Klaxons singles chronology
|  | "Gravity's Rainbow" (2006) | "Atlantis to Interzone" (2006) |

Klaxons singles chronology
| "Golden Skans" (2007) | "Gravity's Rainbow" (2007) | "It's Not Over Yet" (2007) |

= Gravity's Rainbow (song) =

"Gravity's Rainbow" is a song by British band Klaxons, from their debut album Myths of the Near Future. It is named after Thomas Pynchon's novel. The song was first released on Angular Records as a double A-side with "The Bouncer" in March 2006 and was limited to 500 copies on 7" vinyl only. In September 2006, it was released on 12" vinyl with three remixes of the track. It reached a peak position of number 35 on the UK Singles Chart. A re-recorded version of the track was re-released in 2007, with a remix from Soulwax, a new Erol Alkan-produced track "Electrickery" and a live version of the track. For the re-release of "Gravity's Rainbow", the band reshot the music video.

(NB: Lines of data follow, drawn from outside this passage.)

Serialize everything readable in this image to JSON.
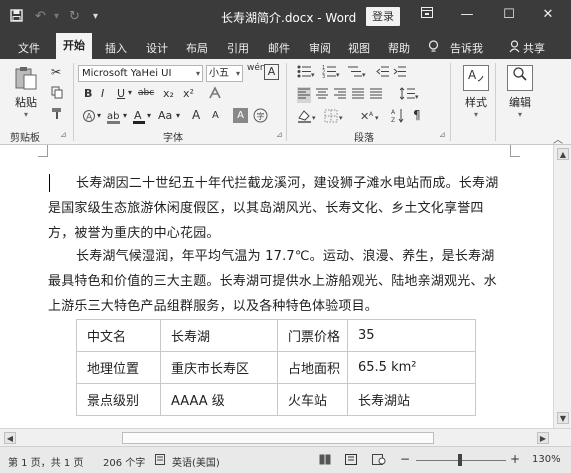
{
  "titlebar": {
    "save_icon": "save-icon",
    "undo_icon": "undo-icon",
    "redo_icon": "redo-icon",
    "customize_icon": "customize-quick-access-icon",
    "title": "长寿湖简介.docx - Word",
    "login": "登录",
    "ribbon_display_icon": "ribbon-display-options-icon",
    "minimize": "—",
    "maximize": "☐",
    "close": "✕"
  },
  "tabs": {
    "file": "文件",
    "home": "开始",
    "insert": "插入",
    "design": "设计",
    "layout": "布局",
    "references": "引用",
    "mailings": "邮件",
    "review": "审阅",
    "view": "视图",
    "help": "帮助",
    "tell_me": "告诉我",
    "share": "共享"
  },
  "ribbon": {
    "clipboard": {
      "paste": "粘贴",
      "label": "剪贴板"
    },
    "font": {
      "font_name": "Microsoft YaHei UI",
      "font_size": "小五",
      "bold": "B",
      "italic": "I",
      "underline": "U",
      "strike": "abc",
      "subscript": "x₂",
      "superscript": "x²",
      "grow": "A",
      "shrink": "A",
      "case": "Aa",
      "label": "字体"
    },
    "paragraph": {
      "label": "段落"
    },
    "styles": {
      "label": "样式"
    },
    "editing": {
      "label": "编辑"
    }
  },
  "document": {
    "paragraphs": [
      [
        "长寿湖因二十世纪五十年代拦截龙溪河，建设狮子滩水电站而成。长寿湖",
        "是国家级生态旅游休闲度假区，以其岛湖风光、长寿文化、乡土文化享誉四",
        "方，被誉为重庆的中心花园。"
      ],
      [
        "长寿湖气候湿润，年平均气温为 17.7℃。运动、浪漫、养生，是长寿湖",
        "最具特色和价值的三大主题。长寿湖可提供水上游船观光、陆地亲湖观光、水",
        "上游乐三大特色产品组群服务，以及各种特色体验项目。"
      ]
    ],
    "table": [
      [
        "中文名",
        "长寿湖",
        "门票价格",
        "35"
      ],
      [
        "地理位置",
        "重庆市长寿区",
        "占地面积",
        "65.5 km²"
      ],
      [
        "景点级别",
        "AAAA 级",
        "火车站",
        "长寿湖站"
      ]
    ]
  },
  "statusbar": {
    "page": "第 1 页，共 1 页",
    "words": "206 个字",
    "language": "英语(美国)",
    "zoom_minus": "−",
    "zoom_plus": "+",
    "zoom": "130%"
  }
}
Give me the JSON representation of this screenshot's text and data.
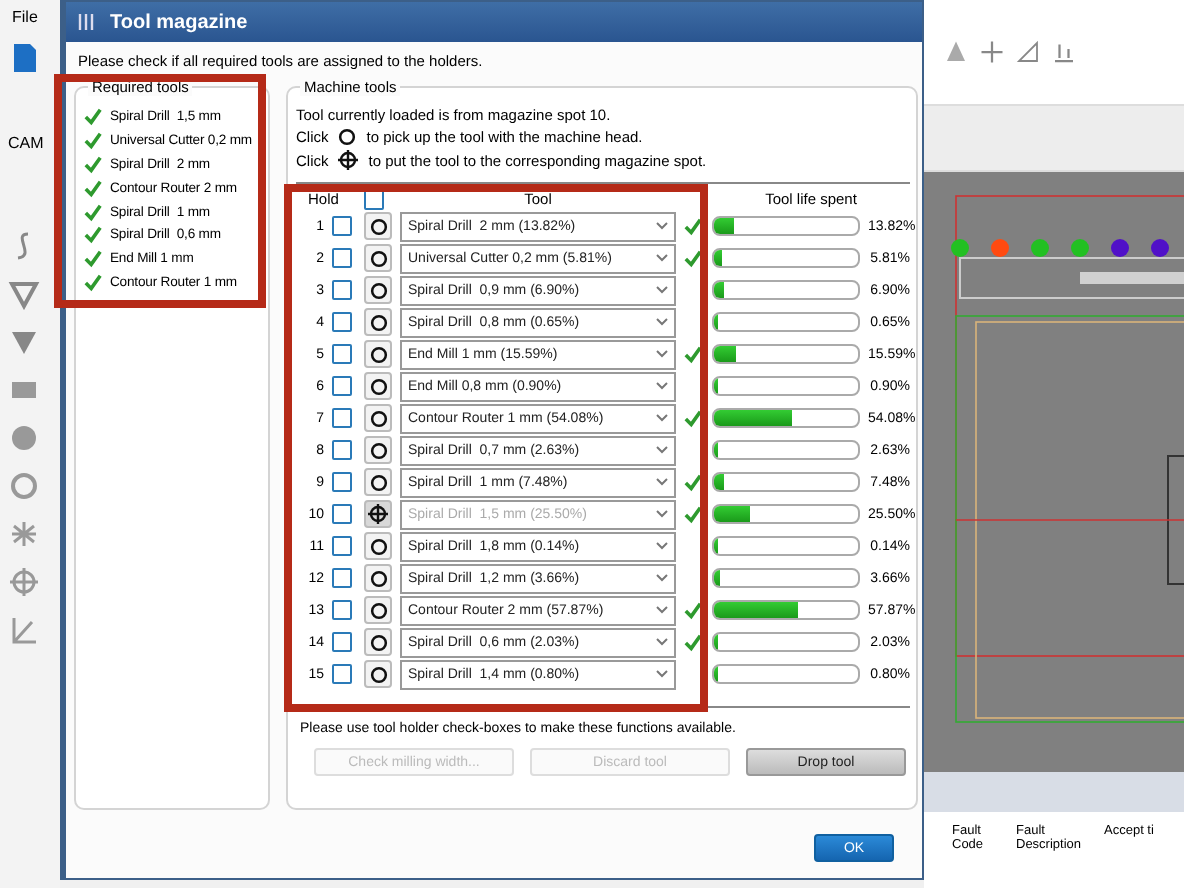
{
  "app": {
    "menu": "File",
    "tab": "CAM"
  },
  "dialog": {
    "title": "Tool magazine",
    "instruction": "Please check if all required tools are assigned to the holders.",
    "required_tools": {
      "title": "Required tools",
      "items": [
        {
          "label": "Spiral Drill  1,5 mm",
          "assigned": true
        },
        {
          "label": "Universal Cutter 0,2 mm",
          "assigned": true
        },
        {
          "label": "Spiral Drill  2 mm",
          "assigned": true
        },
        {
          "label": "Contour Router 2 mm",
          "assigned": true
        },
        {
          "label": "Spiral Drill  1 mm",
          "assigned": true
        },
        {
          "label": "Spiral Drill  0,6 mm",
          "assigned": true
        },
        {
          "label": "End Mill 1 mm",
          "assigned": true
        },
        {
          "label": "Contour Router 1 mm",
          "assigned": true
        }
      ]
    },
    "machine_tools": {
      "title": "Machine tools",
      "info": "Tool currently loaded is from magazine spot 10.",
      "hints": [
        {
          "kind": "pick",
          "before": "Click",
          "after": "to pick up the tool with the machine head."
        },
        {
          "kind": "put",
          "before": "Click",
          "after": "to put the tool to the corresponding magazine spot."
        }
      ],
      "columns": [
        "Hold",
        "Tool",
        "Tool life spent"
      ],
      "all_checked": false,
      "rows": [
        {
          "number": "1",
          "checked": false,
          "kind": "pick",
          "tool": "Spiral Drill  2 mm (13.82%)",
          "disabled": false,
          "assigned": true,
          "level": 0.1382,
          "percent": "13.82%"
        },
        {
          "number": "2",
          "checked": false,
          "kind": "pick",
          "tool": "Universal Cutter 0,2 mm (5.81%)",
          "disabled": false,
          "assigned": true,
          "level": 0.0581,
          "percent": "5.81%"
        },
        {
          "number": "3",
          "checked": false,
          "kind": "pick",
          "tool": "Spiral Drill  0,9 mm (6.90%)",
          "disabled": false,
          "assigned": false,
          "level": 0.069,
          "percent": "6.90%"
        },
        {
          "number": "4",
          "checked": false,
          "kind": "pick",
          "tool": "Spiral Drill  0,8 mm (0.65%)",
          "disabled": false,
          "assigned": false,
          "level": 0.0065,
          "percent": "0.65%"
        },
        {
          "number": "5",
          "checked": false,
          "kind": "pick",
          "tool": "End Mill 1 mm (15.59%)",
          "disabled": false,
          "assigned": true,
          "level": 0.1559,
          "percent": "15.59%"
        },
        {
          "number": "6",
          "checked": false,
          "kind": "pick",
          "tool": "End Mill 0,8 mm (0.90%)",
          "disabled": false,
          "assigned": false,
          "level": 0.009,
          "percent": "0.90%"
        },
        {
          "number": "7",
          "checked": false,
          "kind": "pick",
          "tool": "Contour Router 1 mm (54.08%)",
          "disabled": false,
          "assigned": true,
          "level": 0.5408,
          "percent": "54.08%"
        },
        {
          "number": "8",
          "checked": false,
          "kind": "pick",
          "tool": "Spiral Drill  0,7 mm (2.63%)",
          "disabled": false,
          "assigned": false,
          "level": 0.0263,
          "percent": "2.63%"
        },
        {
          "number": "9",
          "checked": false,
          "kind": "pick",
          "tool": "Spiral Drill  1 mm (7.48%)",
          "disabled": false,
          "assigned": true,
          "level": 0.0748,
          "percent": "7.48%"
        },
        {
          "number": "10",
          "checked": false,
          "kind": "put",
          "tool": "Spiral Drill  1,5 mm (25.50%)",
          "disabled": true,
          "assigned": true,
          "level": 0.255,
          "percent": "25.50%"
        },
        {
          "number": "11",
          "checked": false,
          "kind": "pick",
          "tool": "Spiral Drill  1,8 mm (0.14%)",
          "disabled": false,
          "assigned": false,
          "level": 0.0014,
          "percent": "0.14%"
        },
        {
          "number": "12",
          "checked": false,
          "kind": "pick",
          "tool": "Spiral Drill  1,2 mm (3.66%)",
          "disabled": false,
          "assigned": false,
          "level": 0.0366,
          "percent": "3.66%"
        },
        {
          "number": "13",
          "checked": false,
          "kind": "pick",
          "tool": "Contour Router 2 mm (57.87%)",
          "disabled": false,
          "assigned": true,
          "level": 0.5787,
          "percent": "57.87%"
        },
        {
          "number": "14",
          "checked": false,
          "kind": "pick",
          "tool": "Spiral Drill  0,6 mm (2.03%)",
          "disabled": false,
          "assigned": true,
          "level": 0.0203,
          "percent": "2.03%"
        },
        {
          "number": "15",
          "checked": false,
          "kind": "pick",
          "tool": "Spiral Drill  1,4 mm (0.80%)",
          "disabled": false,
          "assigned": false,
          "level": 0.008,
          "percent": "0.80%"
        }
      ],
      "note": "Please use tool holder check-boxes to make these functions available.",
      "buttons": [
        {
          "label": "Check milling width...",
          "disabled": true
        },
        {
          "label": "Discard tool",
          "disabled": true
        },
        {
          "label": "Drop tool",
          "disabled": false
        }
      ]
    },
    "ok": "OK"
  },
  "canvas": {
    "dots": [
      {
        "color": "#22c022"
      },
      {
        "color": "#ff4a10"
      },
      {
        "color": "#22c022"
      },
      {
        "color": "#22c022"
      },
      {
        "color": "#5010c8"
      },
      {
        "color": "#5010c8"
      }
    ]
  },
  "fault_table": {
    "columns": [
      "Fault Code",
      "Fault Description",
      "Accept ti"
    ]
  }
}
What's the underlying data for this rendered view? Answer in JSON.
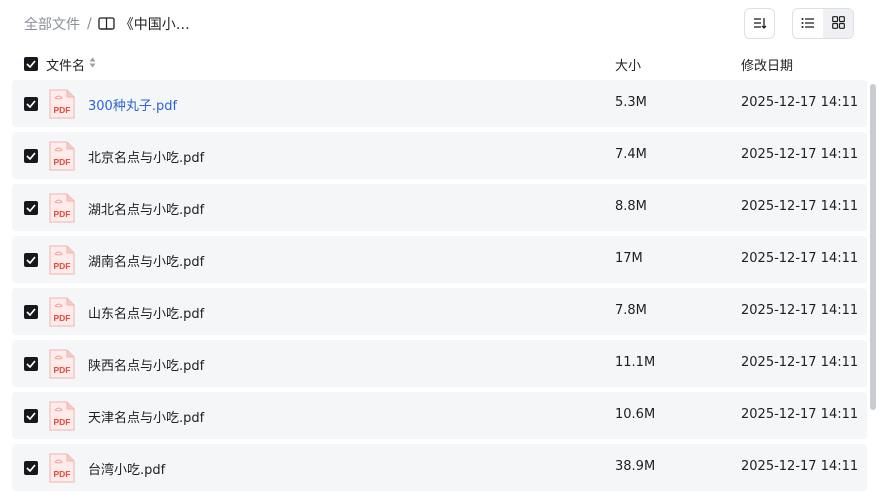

There are two videos for this track, the original was shot in a basement using props belonging to the band members and took in total 72 hours to complete. During the babies scene in the original video, an album cover from Frankie Valli and his band the Four Seasons is shown; Klaxons later covered their track "The Night" as a B-side of their single "It's Not Over Yet". The new version of "Gravity's Rainbow" was made to accompany the release of the new recording of the single and includes scenes reminiscent of those in the original. This version is also one of only two Klaxons videos that feature their drummer Steffan Halperin.

==Track listings==
===Original release===
7"
1. "Gravity's Rainbow" – 2:37
2. "The Bouncer" - 2:15

12"
1. "Gravity's Rainbow" – 2:37
2. "Gravity's Rainbow" (Van She remix)
3. "Gravity's Rainbow" (Nightmoves remix)
4. "Gravity's Rainbow" (To My Boy remix)

===Re-release===
CD
1. "Gravity's Rainbow" – 2:36
2. "Gravity's Rainbow" (Soulwax remix)

7"
1. "Gravity's Rainbow" – 2:36
2. "Electrickery" (produced by Erol Alkan)

Etched 7"
1. "Gravity's Rainbow" (Live in Glasgow)

==In popular culture==
The song was featured in the 2006 video game Tony Hawk's Project 8. The song also featured in Pro Evolution Soccer 2010 and the start of the Premier League years 2006/07.